World Games 2.0

This project formed our contribution in The Yale Architectural Journal Perspecta 54 ‘Atopia’, edited Melinda Agron, Timon Covelli, Alexis Kandel and David Langdon.

The issue deals with Atopia as both the site of architecture's critical confrontation with hegemonic systems and the theoretical space in which its own processes can be challenged.

Our essay, World Games 2.0, reimagines Buckminster Fuller’s global World Game as a series of smaller, more focussed game concepts, that together could address the granularity and inconsistencies of modern living as multiple parallel systems.

World of Wenrenhua [1/4]
What would it be like to alter cities through painterly eyes? World of Wenrenhua is a game for breaking down Western perspectives of the city. In World of Wenrenhua, players operate a ‘Street View’ style car, scanning the world around them through the logic of a Chinese literati landscape painting, with an emphasis on artistic introspection rather than mathematical ‘accuracy’. This multiplayer game produces a world that becomes the repository of all the meanings and associations that players produce together.

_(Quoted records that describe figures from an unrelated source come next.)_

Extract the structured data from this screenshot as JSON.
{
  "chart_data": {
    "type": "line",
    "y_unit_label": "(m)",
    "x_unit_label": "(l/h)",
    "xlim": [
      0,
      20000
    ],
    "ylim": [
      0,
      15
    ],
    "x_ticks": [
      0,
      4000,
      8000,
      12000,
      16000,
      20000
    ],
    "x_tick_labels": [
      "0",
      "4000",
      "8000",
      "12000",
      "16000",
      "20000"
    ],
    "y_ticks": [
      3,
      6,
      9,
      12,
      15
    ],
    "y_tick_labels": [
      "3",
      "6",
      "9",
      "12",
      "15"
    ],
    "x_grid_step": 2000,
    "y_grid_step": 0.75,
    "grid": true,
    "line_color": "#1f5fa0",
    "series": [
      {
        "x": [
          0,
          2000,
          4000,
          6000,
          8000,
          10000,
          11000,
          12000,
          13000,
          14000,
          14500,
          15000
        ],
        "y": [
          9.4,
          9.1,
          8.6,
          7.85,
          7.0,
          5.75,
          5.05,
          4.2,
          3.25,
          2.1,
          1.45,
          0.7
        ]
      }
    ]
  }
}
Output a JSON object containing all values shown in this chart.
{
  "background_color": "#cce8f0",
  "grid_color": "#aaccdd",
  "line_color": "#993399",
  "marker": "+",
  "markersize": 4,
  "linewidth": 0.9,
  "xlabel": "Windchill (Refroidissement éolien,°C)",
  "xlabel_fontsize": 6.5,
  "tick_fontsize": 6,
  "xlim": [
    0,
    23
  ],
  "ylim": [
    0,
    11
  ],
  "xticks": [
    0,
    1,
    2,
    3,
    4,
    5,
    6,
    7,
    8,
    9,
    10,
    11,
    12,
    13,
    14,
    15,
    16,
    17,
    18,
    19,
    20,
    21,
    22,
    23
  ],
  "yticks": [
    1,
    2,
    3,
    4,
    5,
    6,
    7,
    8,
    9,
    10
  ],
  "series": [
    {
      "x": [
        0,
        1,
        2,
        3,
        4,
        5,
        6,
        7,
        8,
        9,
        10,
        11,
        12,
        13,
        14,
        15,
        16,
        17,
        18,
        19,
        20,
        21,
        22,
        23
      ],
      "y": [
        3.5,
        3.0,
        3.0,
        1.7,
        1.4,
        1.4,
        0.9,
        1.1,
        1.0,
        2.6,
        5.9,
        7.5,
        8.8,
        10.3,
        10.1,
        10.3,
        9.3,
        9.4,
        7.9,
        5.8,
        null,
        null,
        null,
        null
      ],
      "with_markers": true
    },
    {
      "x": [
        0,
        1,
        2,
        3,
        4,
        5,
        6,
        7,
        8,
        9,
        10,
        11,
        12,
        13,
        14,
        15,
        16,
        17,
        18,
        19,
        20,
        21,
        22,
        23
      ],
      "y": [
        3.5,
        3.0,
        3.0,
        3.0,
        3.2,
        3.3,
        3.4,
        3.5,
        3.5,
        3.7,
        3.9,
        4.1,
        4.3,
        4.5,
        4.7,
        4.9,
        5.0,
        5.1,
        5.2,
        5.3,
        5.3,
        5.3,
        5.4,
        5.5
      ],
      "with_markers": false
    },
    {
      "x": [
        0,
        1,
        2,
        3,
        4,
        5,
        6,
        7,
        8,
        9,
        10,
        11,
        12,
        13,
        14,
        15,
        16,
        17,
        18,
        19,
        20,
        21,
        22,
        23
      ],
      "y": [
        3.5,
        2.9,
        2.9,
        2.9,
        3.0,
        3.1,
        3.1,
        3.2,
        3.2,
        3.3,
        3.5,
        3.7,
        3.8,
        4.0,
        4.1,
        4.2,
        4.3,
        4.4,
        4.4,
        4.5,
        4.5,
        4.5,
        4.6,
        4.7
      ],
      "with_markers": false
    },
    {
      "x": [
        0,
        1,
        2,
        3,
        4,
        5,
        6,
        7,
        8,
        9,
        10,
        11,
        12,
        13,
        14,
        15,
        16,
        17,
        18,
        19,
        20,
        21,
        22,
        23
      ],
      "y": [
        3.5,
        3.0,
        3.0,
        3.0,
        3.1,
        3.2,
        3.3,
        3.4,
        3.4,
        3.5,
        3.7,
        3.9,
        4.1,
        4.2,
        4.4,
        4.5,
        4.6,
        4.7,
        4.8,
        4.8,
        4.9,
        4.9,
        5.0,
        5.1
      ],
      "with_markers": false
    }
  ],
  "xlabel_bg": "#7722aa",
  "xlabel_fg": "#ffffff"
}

Everyone is Architecture [2/4]
A cooperative spatial game, using geolocational positioning and augmented reality to create a system for public participation. Through virtual overlays and geofencing, participants embody architectural components, working together to choreograph new spatial experiences and create virtual buildings. Together players prototype new languages for architecture that reflect our daily interplay between the physical and digital.

Carbon Crush [3/4]
A roleplaying (RPG) game with a difference, where players are defined not by their growing mastery in swords and spells but by their real-world carbon footprint. By using the classic roleplaying mechanics of ‘self-improvement’ through repeated action, players can understand the impact their every-day decisions have on a larger scale. Yet, to fail in such a game is to fail in a synthetic world, not the real one that is under such imminent threat. In turn, Carbon Crush allows players to cultivate expertise for application in their everyday lives.

Stupid City [4/4]
Responding to the contemporary drive towards ‘Smart City’ technologies, framed as super-efficient futures where friction will be smoothed over in the service of capital, and citizens will be treated as corporate data sources. Players act as an AI, growing from a lowly smart toaster to eventually achieve ‘the singularity’. By occupying and controlling an AI, the game suggests that there are rich inconsistencies and illogical moments in urban life that can only be addressed through the culture of the human mind.